Cape Town - Suspended Public Protector Busisiwe Mkhwebane has dismissed Parliament’s inquiry into her fitness to hold office as “a deliberate waste of taxpayers’ money” that should be terminated with immediate effect.
Mkhwebane was speaking at a media briefing she had called to spill the beans on the alleged attempt to extort her by the late ANC MP Tina Joemat-Petterson, section 194 inquiry chairperson Qubudile Dyantyi and ANC Chief Whip Pemmy Majodina.
At the live-streamed media briefing, Mkhwebane played audio recordings made by her husband, David Skosana, of Joemat-Pettersson allegedly soliciting a R600 000 bribe from him to “to make the inquiry disappear”.
Mkhwebane said Skosana accepted an invitation from Joemat-Petterson to meet at Ocean Basket, OR Tambo Airport, regarding the alleged extortion attempt.
Mkhwebane quoted what she said were Joemat-Petterson’s words to Skosana: “The courts are with Ramaphosa; the courts are with Ramaphosa.”

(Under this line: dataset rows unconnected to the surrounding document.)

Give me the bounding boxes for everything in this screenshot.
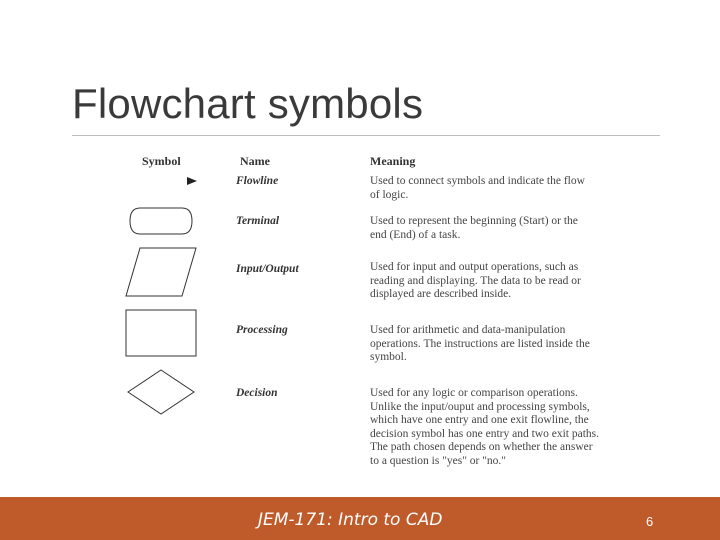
row-meaning: Used for arithmetic and data-manipulation operations. The instructions are listed inside the symbol.	[370, 324, 590, 363]
row-meaning: Used for any logic or comparison operations. Unlike the input/ouput and processing symbols, which have one entry and one exit flowline, the decision symbol has one entry and two exit paths. The path chosen depends on whether the answer to a question is "yes" or "no."	[370, 387, 600, 467]
row-name: Processing	[236, 324, 288, 336]
footer-course-label: JEM-171: Intro to CAD	[258, 510, 443, 530]
input-output-parallelogram-icon	[124, 246, 198, 298]
header-symbol: Symbol	[142, 154, 181, 168]
row-name: Decision	[236, 387, 278, 399]
row-meaning: Used to connect symbols and indicate the flow of logic.	[370, 175, 585, 201]
row-name: Input/Output	[236, 263, 299, 275]
row-meaning: Used for input and output operations, such as reading and displaying. The data to be read or displayed are described inside.	[370, 261, 581, 300]
row-name: Flowline	[236, 175, 279, 187]
page-number: 6	[646, 514, 654, 529]
row-name: Terminal	[236, 215, 280, 227]
row-meaning: Used to represent the beginning (Start) or the end (End) of a task.	[370, 215, 578, 241]
terminal-shape-icon	[128, 206, 194, 236]
processing-rectangle-icon	[124, 308, 198, 358]
flowchart-symbols-table	[118, 150, 618, 495]
flowline-arrow-icon	[186, 176, 198, 186]
header-meaning: Meaning	[370, 154, 416, 168]
decision-diamond-icon	[126, 368, 196, 416]
title-divider	[72, 135, 660, 136]
slide-title: Flowchart symbols	[72, 80, 424, 127]
header-name: Name	[240, 154, 270, 168]
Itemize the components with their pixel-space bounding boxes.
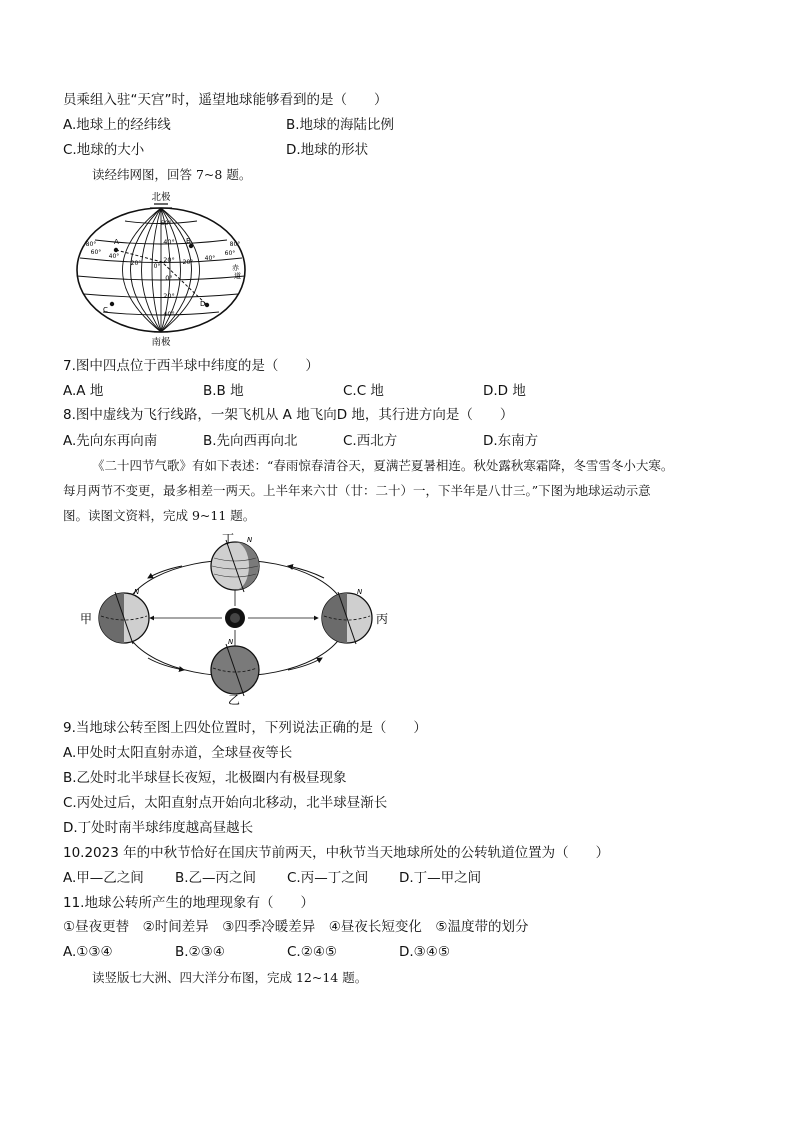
lat-label: 20° (163, 256, 175, 264)
q11-option-c: C.②④⑤ (287, 944, 338, 960)
q6-option-c: C.地球的大小 (63, 142, 145, 158)
label-yi: 乙 (228, 693, 241, 707)
q6-option-d: D.地球的形状 (286, 142, 369, 158)
earth-orbit-figure (62, 530, 412, 708)
q7-option-c: C.C 地 (343, 383, 384, 399)
lon-label: 0° (153, 263, 161, 270)
q10-option-c: C.丙—丁之间 (287, 870, 369, 886)
intro-12-14: 读竖版七大洲、四大洋分布图，完成 12~14 题。 (92, 970, 368, 985)
lat-label: 20° (163, 292, 175, 300)
point-a-label: A (114, 238, 119, 246)
south-pole-label: 南极 (151, 337, 171, 348)
q8-option-d: D.东南方 (483, 433, 539, 449)
north-pole-label: 北极 (151, 192, 171, 203)
passage-line-1: 《二十四节气歌》有如下表述：“春雨惊春清谷天，夏满芒夏暑相连。秋处露秋寒霜降，冬雪雪冬小大寒。 (92, 458, 674, 473)
intro-7-8: 读经纬网图，回答 7~8 题。 (92, 167, 252, 182)
q11-option-a: A.①③④ (63, 944, 113, 960)
label-bing: 丙 (376, 612, 389, 626)
n-label: N (228, 638, 234, 646)
q9-option-d: D.丁处时南半球纬度越高昼越长 (63, 820, 254, 836)
lon-label: 40° (204, 255, 216, 262)
q8-option-b: B.先向西再向北 (203, 433, 298, 449)
q8-option-a: A.先向东再向南 (63, 433, 158, 449)
earth-ding (211, 540, 259, 592)
q7-option-b: B.B 地 (203, 383, 244, 399)
q7-option-d: D.D 地 (483, 383, 526, 399)
q11-option-b: B.②③④ (175, 944, 225, 960)
q10-option-b: B.乙—丙之间 (175, 870, 257, 886)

Mkhwebane said there were two recordings and 90 WhatsApp messages which she had shared with the police and the Hawks who have launched an investigation into the matter.
She said that in at least 10 of the WhatsApp messages from Joemat-Pettersson, the late MP had said there was a predetermined outcome for the inquiry.
Mkhwebane said as a result of these disclosures, the inquiry was “irretrievably and incurably tainted, poisoned and clearly driven by a predetermined outcome”.
As well as the termination of the inquiry, Mkhwebane repeated a list of demands she has made at various times, including that Dyantyi be removed pending the outcomes of the criminal investigation and the probe that was launched by Parliament’s
Ethics Committee.
She also wants Speaker Nosiviwe Mapisa-Nqakula to be suspended for refusing her request to arrange a meeting about the allegations of corruption.
Mkhwebane also wants the president to be called to account for abuse of power in implementing what she termed her illegal suspension and for the acting Public Protector to release the Phala Phala report by July 7.
She said that date would mark a year since the statutory deadline set in the Executive Members Ethics Act.
Reacting to Mkhwebane’s media briefing, Speaker Mapisa-Nqakula said that neither she nor Parliament would engage in public mudslinging “particularly when it involves ongoing investigations by various institutions, including Parliament”.
Mapisa-Nqakula said engaging in such would be “fruitless, counter-productive, and undermine the truth-seeking efforts of these institutions”.
She said it would also be showing lack of sensitivity and respect to Joemat-Pettersson’s bereaved family, who are still coming to terms with her death.
Meanwhile, as Mkhwebane was addressing the media, Dyantyi released the latest batch of correspondence between the committee and Mkhwebane’s lawyers following Friday’s committee meeting.
This includes a letter from RMT Attorneys, Mkhwebane’s personal lawyers (who are not on record in the Section 194 proceedings), requesting that Dyantyi voluntarily recuse himself from the committee proceedings.
Dyantyi has said he would not voluntarily recuse himself, as such a request asks him to abdicate his “parliamentary and constitutional obligations on the basis of no more than media reports and WhatsApp messages”.
Meanwhile, the Joint Committee on Ethics and Members’ Interests met late on Monday and received a briefing from the Acting Registrar of Members’ Interests, advocate Anthea Gordon, on the complaints laid by Mkhwebane against Joemat-Pettersson, Dyantyi, Majodina and Mapisa-Nqakula.
In a statement, the committee said: “The matter is on the ongoing agenda of the committee.”
The ethics committee also announced that four of its members who also serve on the inquiry committee had been recused to ensure that the process before it was fair, ethical, and conducted with integrity.